Max RC Schleser | Australia | 0:59 | Short Film

Status: Official Selection

The mobile-micro movie Earth was commissioned for the Shoot4Earth (https://shoot4earth.org/) 2021 film marathon. The 24-hour global filmmaking competition focused on environmental thinking, and participants were informed on the day that they had to include FIRE, WATER, AIR, SOIL in the production. The micro-movie by Mobile Melbourne won the Best Music Award. Mobile music producer Martin K. Koszolko created the soundtrack under the moniker iubar project. Smartphone filmmaker Max Schleser filmed the project on iPhone 11 with FiLMiC Pro and edited the #EcoSmartphoneFilm with Luma Fusion on an iPad (8th generation). The video juxtaposes the city’s night with its artificial energy and the natural calmness of the sunrise. Using Struman optics micro-lenses, the micro-movie concludes with a focus on the minuscule that we (humankind) overlook and seem to have devalued. As there is no plan B, we need to create one. A smartphone might not be the most sustainable technology, but it is the most accessible camera and screen storytelling device. Climate consciousness, as a collective vision, will only be realised if everyone can engage in this conversation. At the Shoot4Earth online premier, Karl Bardosh compared the sunrise in Earth to Chris Marker’s La Jetée. The reference to Chris Marker’s moving-image project is particular significant in understanding the challenge of time; global warming acts like a time-traveller. While we cannot reverse its impact, we need to ensure that the past does not overhaul our future emissions.
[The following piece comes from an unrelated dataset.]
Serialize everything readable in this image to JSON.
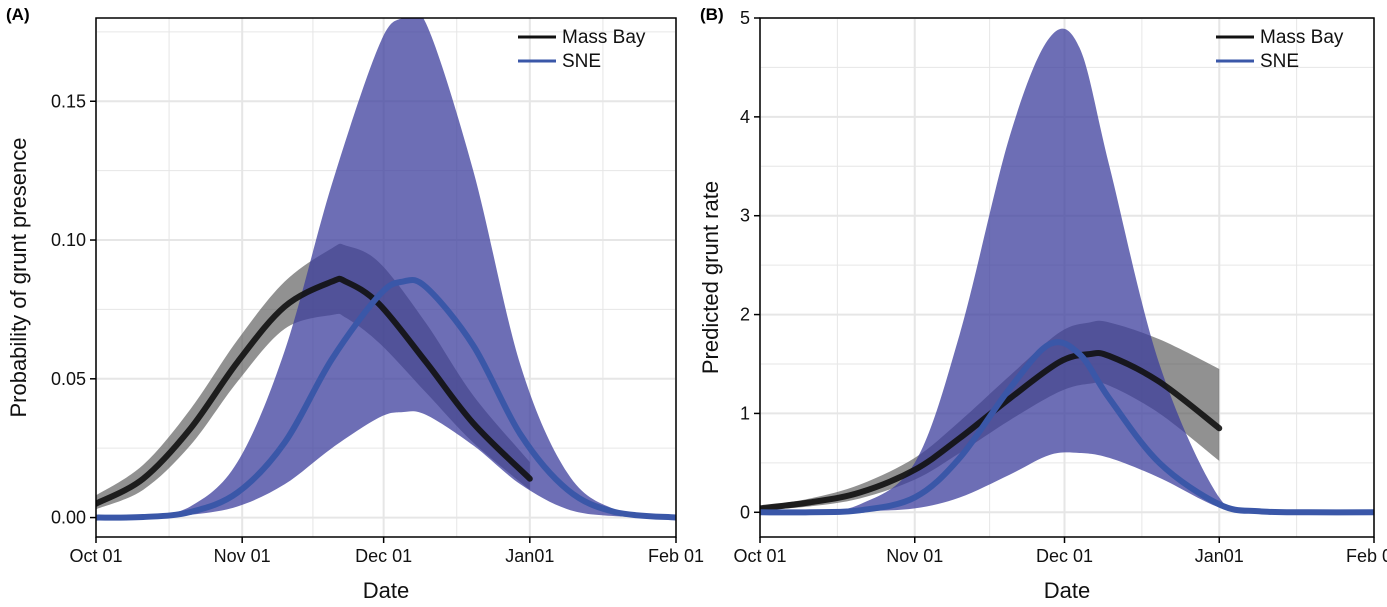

In nature various micro systems form a symbiosis. Scale is not a determining factor as it our contemporary socio-cultural condition. Earth uses a macro lens to visually and thematically emphasis the significance of microstates. Just because we cannot see or perceive it, does not mean it is not significant. By means of recognising micro mobilities and reconnecting to the rhymes of nature, we recognise and change our everyday behaviours. Micro changes can have an enormous impact.

Director Biography – Max RC Schleser

Max Schleser’s experimental films, moving-image arts and cinematic VR projects are screened at film festivals and exhibited in galleries as well as museums (www.schleser.nz), including FLEFF Film Festival (U.S.A.), Festival de La Imagen (Columbia), Museu da Imagem e do Som do Estado – Museum of Moving-Image (Brazil), London Gallery West, South London Gallery (both U.K.), New Zealand Film Archive – Na Tonga Sound and Vision, Te Papa Tongarewa – Museum of New Zealand (both Aotearoa/New Zealand), Pocket Film Festival and Videoscope (both France). His community engaged documentaries are broadcasted on TV and online (https://www.behance.net/maxschleser). His mobile feature film “Max with a Keitai” (2007) is included in the public film archive in the Forum des Images in Paris and “Frankenstorm” (2014) was screened on CTV, Canterbury Television (2016). He is the Creative Director of collaborative digital storytelling platform 24 Frames 24 Hours (2016) and Viewfinders. gallery (2018). His transmedia project #Nucleus (www.goethe.de/nucleus) won multiple awards internationally.